衛嫦自從懷胎滿三個月後。早孕期的嗜睡已經得到了改善。中午不睡也絲毫不覺得累。
故而。她從書房挑了本冊子,打算靠在床頭培養睡意。
回到房里,見沅珠正在整理她的換洗衣衫,視線掃到衣櫥旁幾口層層累疊的紅木衣箱。驀地想起晏貴妃在出嫁前送她的那份添妝禮。
不由心頭一動,讓沅玉、沅珠替她將最底下的那口大紅木箱給挪出來。
「小姐?您要找什麼?不如奴婢幫您找吧。」
箱子挪出來並打開蓋後,衛嫦蹲下來開始在里頭翻找,沅玉、沅珠見狀,不由對視一眼,皆擔心她的身子。
「找到了!」埋在箱底的衛嫦發出一聲欣喜地低呼。隨著她起身,沅玉、沅珠趕緊扶她坐到了桌旁,生怕她蹲久了身子不適。
「你倆別這麼擔心,我好得很!」衛嫦失笑著安撫。同時,將手里的錦盒小心翼翼地擱到了桌上。
畢竟是貴妃娘娘送的禮,輕怠不得。且與其他嫁妝放在一起,怕被有心人瞧出是宮中物品,從而惹來麻煩。就叮囑她放到了這口紅木箱里。
衛嫦深吸了一口氣,緩緩打開了錦盒。
「好漂亮!」站在她身旁的兩個丫鬟不約而同地發出一聲驚嘆。
「是很漂亮!」衛嫦也贊不絕口。
同時,雙手已經捧出躺在錦盒里的這尊七彩玉觀音,小心地擺到了桌子中央。
市面上流通的觀音玉雕,往往不是白玉就是翡翠,譬如白玉觀音像,她嫁妝里就有一尊,如今就供在堂屋的佛龕里,可從未見過此類彩玉雕琢的,且還如此栩栩如生、美輪美奐。

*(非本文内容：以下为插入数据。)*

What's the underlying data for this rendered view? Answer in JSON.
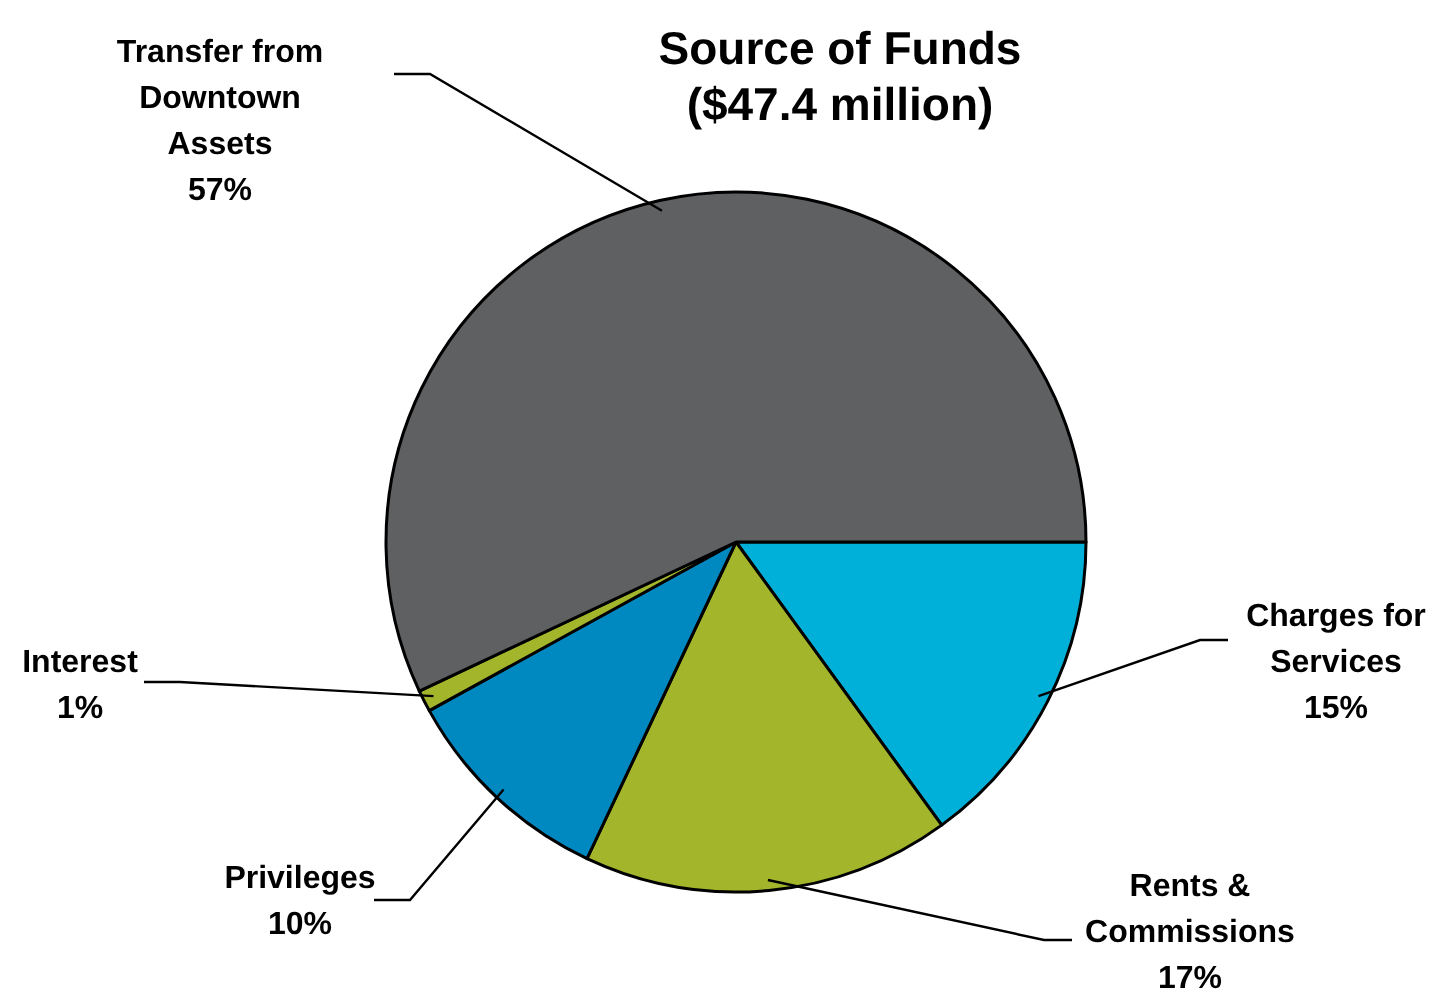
{
  "chart_data": {
    "type": "pie",
    "title": "Source of Funds",
    "subtitle": "($47.4 million)",
    "categories": [
      "Charges for Services",
      "Rents & Commissions",
      "Privileges",
      "Interest",
      "Transfer from Downtown Assets"
    ],
    "values": [
      15,
      17,
      10,
      1,
      57
    ],
    "value_labels": [
      "15%",
      "17%",
      "10%",
      "1%",
      "57%"
    ],
    "colors": [
      "#00b0d8",
      "#a3b52a",
      "#0088c0",
      "#a3b52a",
      "#5f6062"
    ]
  }
}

驀地,衛嫦心里閃過一個突兀的念頭︰這會不會並非晏貴妃的手筆?而是,宮里最高那位的?
可是為什麼呢?
如果真是皇上,為何要讓晏貴妃來探望她?會否和今日太後召見她入宮的目的一樣?都是想看看傳聞里嬌蠻跋扈的季四小姐,究竟是如何一副尊榮?
唉!那些吃飽了撐著沒事做的人啊!如果真是這個原因,還真是有夠無聊無趣的!
衛嫦托著下巴,對著彩玉觀音走了會兒神,就讓沅玉、沅珠依原樣收回了錦盒。如此引人矚目的貴禮,還是壓回箱底的好。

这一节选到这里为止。